Percy Nightingale (1836 – 1895)
Percy Nightingale was born in South Africa 1836 to Thomas Henry Nightingale and Hannah Elizabeth Nightingale. He was the oldest of 9 siblings. His father worked as a Harbour Master and Shipping Master and had moved to South Africa in the 1820s after a period in the Navy.
There was a lot of political unrest in South Africa during Nightingale’s life, and he worked in various administrative posts in a number of districts. The objects which he collected, and later donated to RAMM, reflect these changing times and include a large number of weapons.
Nightingale married his wife, Frances Emma Brophy, in 1860 in Cape Town. They had seven children together, the youngest being born in 1871. In 1870, Nightingale was granted 12 months leave, and he moved to Sidmouth, Devon with his family. The South-West of England was a popular location for colonial officers to take leave and a relative of Nightingale was retired in Teignmouth.
On his return to South Africa in 1871, Nightingale was made Civil Commissioner and Resident Magistrate for the Victoria Division of Cape Colony (Cape of Good Hope). He experienced some difficulty with the local Ngqika population and was given military aid by General Frederick Thesiger. Despite this, Nightingale seems to have been an advocate for indigenous Africans and former slaves.
RAMM opened in 1868 and was actively seeking to add to its collections, so it is possible that Nightingale decided to collect for the museum on his return to South Africa. In 1877, RAMM sent out an appeal for “specimens of local antiquity” and this may also have reached Nightingale in South Africa.

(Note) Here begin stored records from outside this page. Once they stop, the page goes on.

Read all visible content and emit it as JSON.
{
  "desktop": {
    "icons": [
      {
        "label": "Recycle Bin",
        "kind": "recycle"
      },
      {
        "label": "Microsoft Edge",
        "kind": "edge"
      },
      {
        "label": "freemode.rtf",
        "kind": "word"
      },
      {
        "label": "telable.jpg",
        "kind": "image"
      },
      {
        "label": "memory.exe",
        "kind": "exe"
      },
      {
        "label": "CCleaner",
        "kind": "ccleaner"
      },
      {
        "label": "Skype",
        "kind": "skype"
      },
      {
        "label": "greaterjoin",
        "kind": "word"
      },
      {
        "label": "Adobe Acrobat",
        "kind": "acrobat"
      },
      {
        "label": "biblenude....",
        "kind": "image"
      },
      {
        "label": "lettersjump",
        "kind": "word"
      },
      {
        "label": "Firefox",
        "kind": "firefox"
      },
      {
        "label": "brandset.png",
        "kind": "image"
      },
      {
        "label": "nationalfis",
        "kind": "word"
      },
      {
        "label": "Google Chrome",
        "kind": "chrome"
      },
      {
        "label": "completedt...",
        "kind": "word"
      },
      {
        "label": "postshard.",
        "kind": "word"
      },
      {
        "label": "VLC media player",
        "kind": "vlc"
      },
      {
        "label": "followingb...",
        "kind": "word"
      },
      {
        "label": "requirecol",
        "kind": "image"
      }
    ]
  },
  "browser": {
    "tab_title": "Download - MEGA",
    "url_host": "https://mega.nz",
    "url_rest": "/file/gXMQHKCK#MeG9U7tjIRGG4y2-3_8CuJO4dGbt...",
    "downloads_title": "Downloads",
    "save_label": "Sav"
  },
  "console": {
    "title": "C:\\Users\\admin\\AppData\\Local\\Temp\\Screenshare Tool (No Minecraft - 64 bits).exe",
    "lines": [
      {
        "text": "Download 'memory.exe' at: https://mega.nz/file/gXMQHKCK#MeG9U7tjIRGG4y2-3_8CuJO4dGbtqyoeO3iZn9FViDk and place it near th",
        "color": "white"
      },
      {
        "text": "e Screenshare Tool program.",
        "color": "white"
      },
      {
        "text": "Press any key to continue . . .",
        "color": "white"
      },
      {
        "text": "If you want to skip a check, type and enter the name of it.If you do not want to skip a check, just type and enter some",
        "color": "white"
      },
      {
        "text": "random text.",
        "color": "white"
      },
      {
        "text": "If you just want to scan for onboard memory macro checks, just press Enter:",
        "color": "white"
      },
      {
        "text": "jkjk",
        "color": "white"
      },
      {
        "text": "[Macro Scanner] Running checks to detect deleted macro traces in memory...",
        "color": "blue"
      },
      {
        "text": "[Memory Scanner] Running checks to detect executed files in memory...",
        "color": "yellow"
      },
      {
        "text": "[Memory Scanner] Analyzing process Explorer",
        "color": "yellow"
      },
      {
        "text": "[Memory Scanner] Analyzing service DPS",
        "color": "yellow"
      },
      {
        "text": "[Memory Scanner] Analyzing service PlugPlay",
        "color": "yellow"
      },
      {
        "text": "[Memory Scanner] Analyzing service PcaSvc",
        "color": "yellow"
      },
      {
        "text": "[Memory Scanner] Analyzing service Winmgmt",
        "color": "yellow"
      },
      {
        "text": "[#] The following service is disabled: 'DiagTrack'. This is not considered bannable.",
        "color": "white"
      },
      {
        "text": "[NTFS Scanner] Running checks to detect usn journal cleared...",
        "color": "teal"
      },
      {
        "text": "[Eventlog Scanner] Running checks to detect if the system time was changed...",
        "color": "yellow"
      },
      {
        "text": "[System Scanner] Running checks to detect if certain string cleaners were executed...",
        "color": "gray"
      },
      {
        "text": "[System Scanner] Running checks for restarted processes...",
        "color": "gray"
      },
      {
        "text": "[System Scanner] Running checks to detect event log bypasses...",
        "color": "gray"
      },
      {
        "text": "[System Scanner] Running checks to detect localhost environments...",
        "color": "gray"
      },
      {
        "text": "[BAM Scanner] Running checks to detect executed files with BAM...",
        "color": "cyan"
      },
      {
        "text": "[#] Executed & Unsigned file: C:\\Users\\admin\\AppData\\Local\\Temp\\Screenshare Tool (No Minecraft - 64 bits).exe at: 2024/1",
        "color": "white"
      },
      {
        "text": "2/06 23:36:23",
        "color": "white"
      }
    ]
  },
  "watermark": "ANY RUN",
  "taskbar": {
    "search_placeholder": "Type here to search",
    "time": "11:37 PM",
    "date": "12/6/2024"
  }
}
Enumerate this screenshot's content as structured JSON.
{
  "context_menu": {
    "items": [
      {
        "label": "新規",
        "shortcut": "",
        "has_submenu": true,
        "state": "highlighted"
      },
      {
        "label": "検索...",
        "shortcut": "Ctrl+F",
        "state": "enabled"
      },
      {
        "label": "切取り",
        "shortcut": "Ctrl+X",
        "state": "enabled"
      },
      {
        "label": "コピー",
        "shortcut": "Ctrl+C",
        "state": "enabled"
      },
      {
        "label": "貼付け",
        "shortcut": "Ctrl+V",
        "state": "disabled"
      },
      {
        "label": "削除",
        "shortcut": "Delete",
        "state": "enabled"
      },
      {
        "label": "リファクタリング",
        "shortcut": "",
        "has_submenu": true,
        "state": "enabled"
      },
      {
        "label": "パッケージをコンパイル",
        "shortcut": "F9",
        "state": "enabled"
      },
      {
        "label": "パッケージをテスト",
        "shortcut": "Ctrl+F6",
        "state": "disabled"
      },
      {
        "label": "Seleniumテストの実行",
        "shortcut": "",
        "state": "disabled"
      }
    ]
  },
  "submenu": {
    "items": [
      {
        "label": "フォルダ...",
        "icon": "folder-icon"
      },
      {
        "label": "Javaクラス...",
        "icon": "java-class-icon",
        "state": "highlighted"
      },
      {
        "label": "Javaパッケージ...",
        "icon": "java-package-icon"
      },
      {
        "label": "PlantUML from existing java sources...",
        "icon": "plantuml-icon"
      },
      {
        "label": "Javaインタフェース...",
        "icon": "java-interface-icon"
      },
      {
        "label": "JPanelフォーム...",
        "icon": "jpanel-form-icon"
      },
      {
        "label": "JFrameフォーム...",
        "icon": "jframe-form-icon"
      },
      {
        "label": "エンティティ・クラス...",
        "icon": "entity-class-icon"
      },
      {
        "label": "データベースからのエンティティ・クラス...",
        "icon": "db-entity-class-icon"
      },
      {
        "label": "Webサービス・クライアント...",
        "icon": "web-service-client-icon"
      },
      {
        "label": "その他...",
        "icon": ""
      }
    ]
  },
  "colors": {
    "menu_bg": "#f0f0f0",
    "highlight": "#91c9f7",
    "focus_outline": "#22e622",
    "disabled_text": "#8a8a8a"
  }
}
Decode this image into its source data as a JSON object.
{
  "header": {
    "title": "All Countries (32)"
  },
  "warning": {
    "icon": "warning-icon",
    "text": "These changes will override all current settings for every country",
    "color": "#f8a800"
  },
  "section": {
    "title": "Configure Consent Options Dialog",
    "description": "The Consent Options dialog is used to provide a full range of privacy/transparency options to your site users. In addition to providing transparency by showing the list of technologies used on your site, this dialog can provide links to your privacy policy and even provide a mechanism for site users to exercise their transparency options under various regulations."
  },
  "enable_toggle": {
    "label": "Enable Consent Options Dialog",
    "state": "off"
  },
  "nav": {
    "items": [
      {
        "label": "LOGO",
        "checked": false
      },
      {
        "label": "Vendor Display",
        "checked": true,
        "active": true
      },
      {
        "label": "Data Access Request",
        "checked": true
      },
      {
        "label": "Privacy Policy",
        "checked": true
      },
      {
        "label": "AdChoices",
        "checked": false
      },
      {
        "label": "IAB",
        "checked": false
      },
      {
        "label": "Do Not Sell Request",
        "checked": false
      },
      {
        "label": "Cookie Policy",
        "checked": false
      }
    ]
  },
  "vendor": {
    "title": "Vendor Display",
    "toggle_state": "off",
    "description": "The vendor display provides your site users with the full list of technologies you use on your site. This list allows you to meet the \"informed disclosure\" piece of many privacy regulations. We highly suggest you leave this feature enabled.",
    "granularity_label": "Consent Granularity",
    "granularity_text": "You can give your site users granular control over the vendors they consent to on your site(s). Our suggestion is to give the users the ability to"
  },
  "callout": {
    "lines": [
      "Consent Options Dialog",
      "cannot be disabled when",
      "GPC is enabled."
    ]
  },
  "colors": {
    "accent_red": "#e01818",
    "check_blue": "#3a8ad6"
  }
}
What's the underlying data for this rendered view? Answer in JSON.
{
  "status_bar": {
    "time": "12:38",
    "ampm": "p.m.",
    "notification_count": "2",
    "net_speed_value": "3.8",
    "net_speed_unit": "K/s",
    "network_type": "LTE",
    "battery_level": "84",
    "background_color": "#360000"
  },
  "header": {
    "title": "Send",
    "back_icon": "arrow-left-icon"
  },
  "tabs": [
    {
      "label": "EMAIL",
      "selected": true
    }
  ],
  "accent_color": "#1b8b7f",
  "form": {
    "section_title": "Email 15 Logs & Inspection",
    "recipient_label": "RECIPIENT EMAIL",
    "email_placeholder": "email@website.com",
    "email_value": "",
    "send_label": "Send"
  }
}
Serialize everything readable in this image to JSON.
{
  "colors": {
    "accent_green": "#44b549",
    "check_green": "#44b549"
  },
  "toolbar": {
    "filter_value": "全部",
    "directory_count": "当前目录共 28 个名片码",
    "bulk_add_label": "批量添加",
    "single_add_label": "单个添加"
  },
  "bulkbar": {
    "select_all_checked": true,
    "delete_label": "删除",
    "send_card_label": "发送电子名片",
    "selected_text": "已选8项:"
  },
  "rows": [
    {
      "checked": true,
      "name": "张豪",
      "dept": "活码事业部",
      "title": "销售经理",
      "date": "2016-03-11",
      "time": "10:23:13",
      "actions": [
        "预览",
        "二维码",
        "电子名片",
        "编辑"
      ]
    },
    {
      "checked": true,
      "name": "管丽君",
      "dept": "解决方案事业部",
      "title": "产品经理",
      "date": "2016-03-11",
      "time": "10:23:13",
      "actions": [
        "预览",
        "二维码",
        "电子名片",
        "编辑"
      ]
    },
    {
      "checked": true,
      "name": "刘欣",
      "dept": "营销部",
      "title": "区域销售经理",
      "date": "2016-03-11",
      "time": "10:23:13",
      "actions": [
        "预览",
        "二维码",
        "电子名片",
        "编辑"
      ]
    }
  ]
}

(Above) Surrendered Gaika spear, donated by Nightingale in 1878. It is stamped with a Sheffield manufacturer’s mark. This was once a pair of sheep shears that were exported to South Africa and transformed into two spears. Accession number E670. Length = 1398mm.
Nightingale’s first donation was made in 1878 and contained unique material not otherwise held in the museum. A second donation was made in 1880/81 and included further ethnographic objects as well as a larger amount of natural history specimens.
Notes made in the accession register suggest that some of the objects may have been acquired during conflict. These include weapons which were “surrendered to Mr Nightingale personally” as well as others taken from those killed in battle. Other objects were collected by Nightingale from caves, and dug up in his garden in Alice, Eastern Cape.
Percy Nightingale died in 1895 in Cape Town, and his wife moved back to England. She died in 1905 in Kensington, London.